Sunday, May 17, 2015

Harrisburg must repay $3.2 million federal loan from failed Capitol View project



Another financial debacle from Harrisburg's past has reared its ugly head.

Harrisburg this year must begin repaying $3.2 million over the next 11 years because of a failed federal loan by bankrupt developer David R. Dodd II in connection with the Capitol View Commerce Center.

The city originally guaranteed a nearly $3.8 million loan for the project in 2006. The project imploded two years later when unpaid contractors walked off the job site at Cameron and Herr streets.


In 2013, the city repaid $630,000 of the loan but remained on the hook for the balance.

The city will use nearly 20 percent of its annual allotment of Community Development Block Grant money to repay the defaulted loan. That means the city will have about $320,000 less each year until 2026 to finance programs that would benefit poor and moderate-income residents.

"It is devastating to the city" to have so much of the annual CDBG budget go directly to debt service instead of "essential community services," Harrisburg Mayor Eric Papenfuse said. "It is another irresponsible Reed-era financial transaction for which Harrisburg residents will have to pay for years to come."

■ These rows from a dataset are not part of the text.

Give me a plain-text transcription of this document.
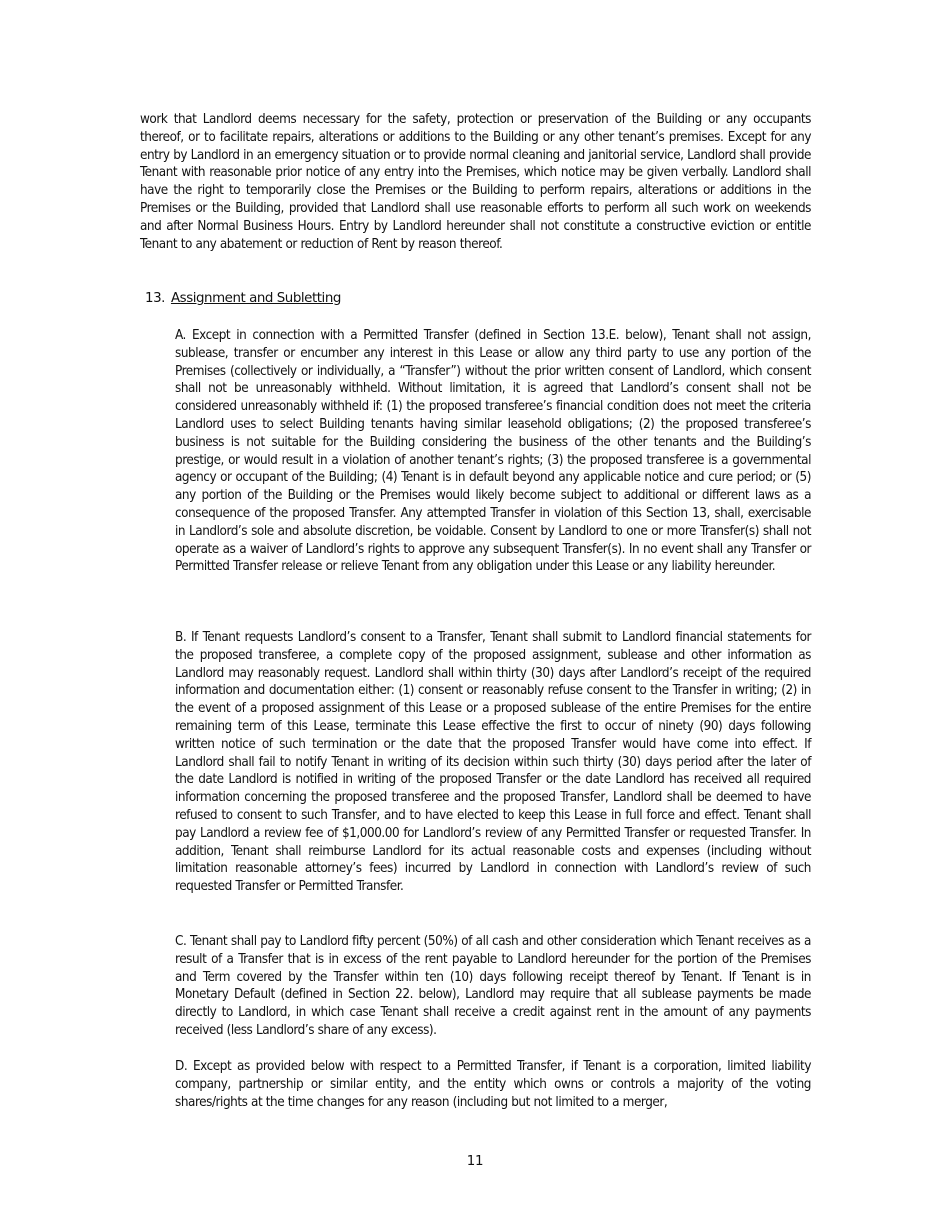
work that Landlord deems necessary for the safety, protection or preservation of the Building or any occupants thereof, or to facilitate repairs, alterations or additions to the Building or any other tenant’s premises. Except for any entry by Landlord in an emergency situation or to provide normal cleaning and janitorial service, Landlord shall provide Tenant with reasonable prior notice of any entry into the Premises, which notice may be given verbally. Landlord shall have the right to temporarily close the Premises or the Building to perform repairs, alterations or additions in the Premises or the Building, provided that Landlord shall use reasonable efforts to perform all such work on weekends and after Normal Business Hours. Entry by Landlord hereunder shall not constitute a constructive eviction or entitle Tenant to any abatement or reduction of Rent by reason thereof.

13. Assignment and Subletting

A. Except in connection with a Permitted Transfer (defined in Section 13.E. below), Tenant shall not assign, sublease, transfer or encumber any interest in this Lease or allow any third party to use any portion of the Premises (collectively or individually, a “Transfer”) without the prior written consent of Landlord, which consent shall not be unreasonably withheld. Without limitation, it is agreed that Landlord’s consent shall not be considered unreasonably withheld if: (1) the proposed transferee’s financial condition does not meet the criteria Landlord uses to select Building tenants having similar leasehold obligations; (2) the proposed transferee’s business is not suitable for the Building considering the business of the other tenants and the Building’s prestige, or would result in a violation of another tenant’s rights; (3) the proposed transferee is a governmental agency or occupant of the Building; (4) Tenant is in default beyond any applicable notice and cure period; or (5) any portion of the Building or the Premises would likely become subject to additional or different laws as a consequence of the proposed Transfer. Any attempted Transfer in violation of this Section 13, shall, exercisable in Landlord’s sole and absolute discretion, be voidable. Consent by Landlord to one or more Transfer(s) shall not operate as a waiver of Landlord’s rights to approve any subsequent Transfer(s). In no event shall any Transfer or Permitted Transfer release or relieve Tenant from any obligation under this Lease or any liability hereunder.

B. If Tenant requests Landlord’s consent to a Transfer, Tenant shall submit to Landlord financial statements for the proposed transferee, a complete copy of the proposed assignment, sublease and other information as Landlord may reasonably request. Landlord shall within thirty (30) days after Landlord’s receipt of the required information and documentation either: (1) consent or reasonably refuse consent to the Transfer in writing; (2) in the event of a proposed assignment of this Lease or a proposed sublease of the entire Premises for the entire remaining term of this Lease, terminate this Lease effective the first to occur of ninety (90) days following written notice of such termination or the date that the proposed Transfer would have come into effect. If Landlord shall fail to notify Tenant in writing of its decision within such thirty (30) days period after the later of the date Landlord is notified in writing of the proposed Transfer or the date Landlord has received all required information concerning the proposed transferee and the proposed Transfer, Landlord shall be deemed to have refused to consent to such Transfer, and to have elected to keep this Lease in full force and effect. Tenant shall pay Landlord a review fee of $1,000.00 for Landlord’s review of any Permitted Transfer or requested Transfer. In addition, Tenant shall reimburse Landlord for its actual reasonable costs and expenses (including without limitation reasonable attorney’s fees) incurred by Landlord in connection with Landlord’s review of such requested Transfer or Permitted Transfer.

C. Tenant shall pay to Landlord fifty percent (50%) of all cash and other consideration which Tenant receives as a result of a Transfer that is in excess of the rent payable to Landlord hereunder for the portion of the Premises and Term covered by the Transfer within ten (10) days following receipt thereof by Tenant. If Tenant is in Monetary Default (defined in Section 22. below), Landlord may require that all sublease payments be made directly to Landlord, in which case Tenant shall receive a credit against rent in the amount of any payments received (less Landlord’s share of any excess).

D. Except as provided below with respect to a Permitted Transfer, if Tenant is a corporation, limited liability company, partnership or similar entity, and the entity which owns or controls a majority of the voting shares/rights at the time changes for any reason (including but not limited to a merger,

11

The Dodd loan came up this week during a council committee meeting, when council members reviewed a report prepared for the U.S. Department of Housing and Urban Development describing the city's three-year plan for CDBG grants.

Papenfuse said he asked HUD officials for the loan to be forgiven, but was told that would be highly unlikely. The city then asked to defer payments and refinance the loan at a lower interest rate.

Harrisburg filed a claim for restitution against Dodd, who was convicted of federal criminal charges of money laundering and misusing government funds, but city officials aren't hopeful. Dodd remains in prison, where he is serving an 87-month sentence.

Harrisburg had already been siphoning off $330,000 from its CDBG money every year to pay debt payments for an unrelated loan dating back to the 1990s. That loan paid for improvements along Market Street, Papenfuse said.

The new penalty from HUD brings the total debt service payments coming out of the city's CDBG funds each year to $663,546.

Last year, the city got $1.9 million in CDBG money.

Harrisburg has used some of its CDBG money to pay for emergency demolition of blighted buildings and for low-interest loans for homeowners to bring their homes into codes compliance. The city had to turn down requests from 12 agencies last year because there wasn't enough money to go around.

Dauphin County, for its part, guaranteed a different $3 million federal loan for Dodd, which it began paying back out of its CDBG money in 2012.

Dodd was promised more than $17 million in federal, state and county and city financing for his $28 million project and had spent about $8 million of it before unpaid contractors walked off the job.

Investigators claim Dodd instead diverted millions of government funding that was supposed to pay contractors.

John Moran, of Moran Industries, bought the Capitol View property in 2013 and renovated it to house his offices and logistics operation, among other companies. He originally expected to open it last year, but the project has not yet opened.

City officials said Moran Industries was still working through right-of-way and vehicle access issues with PennDot.